Black-tailed godwits, Leighton Moss

Friday, 30 July 2021

Mersey Valley

Heron, by Chorlton Golf Course

I got the bus over to Merseybank and had an afternoon walk from Chorlton Water Park back to Stretford.

Chorlton Water Park

Chorlton Water Park was fairly quiet of people (by its standards). A couple of squadrons of Canada geese patrolled the lake, studiously ignored by fifty-odd coots, a couple of dozen mallards and a couple of families of mute swans with fully grown cygnets. The cygnets were almost the noisiest birds there, the crown going to a pair of almost fully grown great crested grebes that were very insistent that they should still be being fed by their parents. 

The small birds in the trees were frustrating even by July standards: contact calls from deep cover, dark shapes flitting through the undergrowth and great tits singing filthy songs from lamp standards (I might be making that last one up for dramatic effect).

I had a wander round Barlow Tip for quarter of an hour, thrusting my way through the rain-battered thistles like the cat through the bedroom curtains. It was a dead waste of time, all that effort for a couple of woodpigeons and a carrion crow.

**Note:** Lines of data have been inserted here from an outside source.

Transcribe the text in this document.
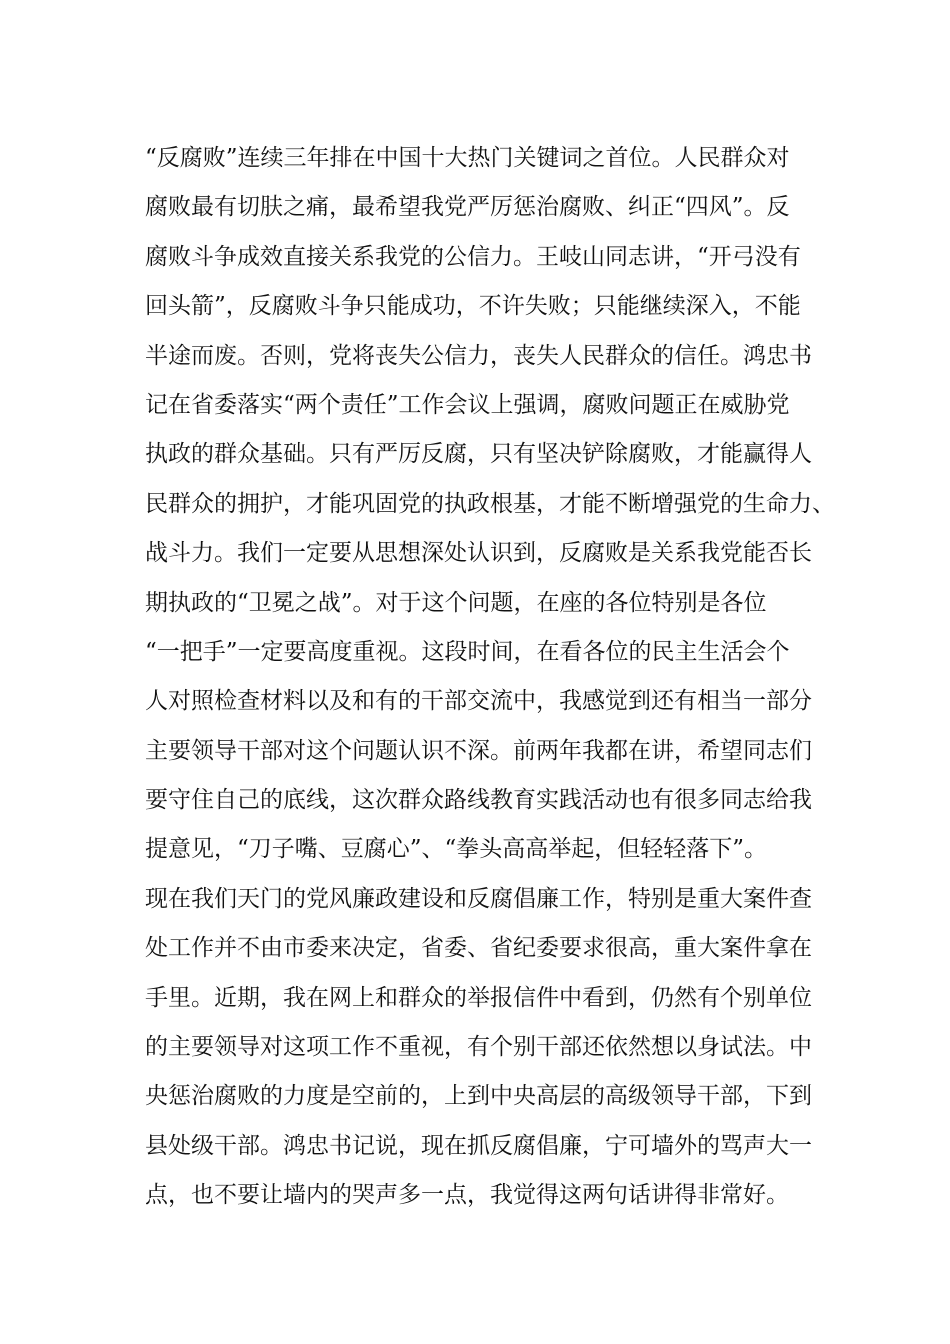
“反腐败”连续三年排在中国十大热门关键词之首位。人民群众对
腐败最有切肤之痛，最希望我党严厉惩治腐败、纠正“四风”。反
腐败斗争成效直接关系我党的公信力。王岐山同志讲，“开弓没有
回头箭”，反腐败斗争只能成功，不许失败；只能继续深入，不能
半途而废。否则，党将丧失公信力，丧失人民群众的信任。鸿忠书
记在省委落实“两个责任”工作会议上强调，腐败问题正在威胁党
执政的群众基础。只有严厉反腐，只有坚决铲除腐败，才能赢得人
民群众的拥护，才能巩固党的执政根基，才能不断增强党的生命力、
战斗力。我们一定要从思想深处认识到，反腐败是关系我党能否长
期执政的“卫冕之战”。对于这个问题，在座的各位特别是各位
“一把手”一定要高度重视。这段时间，在看各位的民主生活会个
人对照检查材料以及和有的干部交流中，我感觉到还有相当一部分
主要领导干部对这个问题认识不深。前两年我都在讲，希望同志们
要守住自己的底线，这次群众路线教育实践活动也有很多同志给我
提意见，“刀子嘴、豆腐心”、“拳头高高举起，但轻轻落下”。
现在我们天门的党风廉政建设和反腐倡廉工作，特别是重大案件查
处工作并不由市委来决定，省委、省纪委要求很高，重大案件拿在
手里。近期，我在网上和群众的举报信件中看到，仍然有个别单位
的主要领导对这项工作不重视，有个别干部还依然想以身试法。中
央惩治腐败的力度是空前的，上到中央高层的高级领导干部，下到
县处级干部。鸿忠书记说，现在抓反腐倡廉，宁可墙外的骂声大一
点，也不要让墙内的哭声多一点，我觉得这两句话讲得非常好。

The walk along the river was more productive. Overhead, woodpigeons commuted between golf courses. Goldfinches, blue tits and great tits called and occasionally showed themselves in the hedgerow by Barlow Tip. Out on the river a male grey wagtail foraged near the electricity substation and a very downy youngster fossicked round near the sluice by the golf course.  Half a dozen mallard loafed and bathed along the far bank, keeping eyes and ears open for any dogs passing too close for comfort. I scanned through the larch trees for finches or titmice and found a heron.

Ring-necked parakeet, Jackson's Boat

At Jackson's Boat I spent a few minutes trying in vain to see where a couple of chaffinches were calling from by the tram bridge and in the process found a family of blackcaps feeding in a hawthorn bush. The ring-necked parakeets were phenomenally noisy and frustratingly well-camouflaged in the trees. When they're flying about they're outrageously colourful but as soon as they land in the canopy they blend in surprisingly well.

Jackson's Boat

I walked through Sale Ees, which was very quiet. Sale Water Park was busier, almost entirely with coots, mute swans and black-headed gulls. The Canada geese all seemed to be on Broad Ees Dole with a dozen herons and a couple of moorhens.

Broad Ees Dole

Stretford Ees wasn't a right lot busier than Barlow Tip or Sale Ees. I'd been wondering where all the hirundines and swifts were, it was the sort of weather where you'd expect them to be buzzing the waterways en masse and aside from a swallow that flew upriver from Jackson's Boat there'd been none. It turned out they were busy hawking low over the trees in the cemetery. A disturbing thought for a gloomy Friday.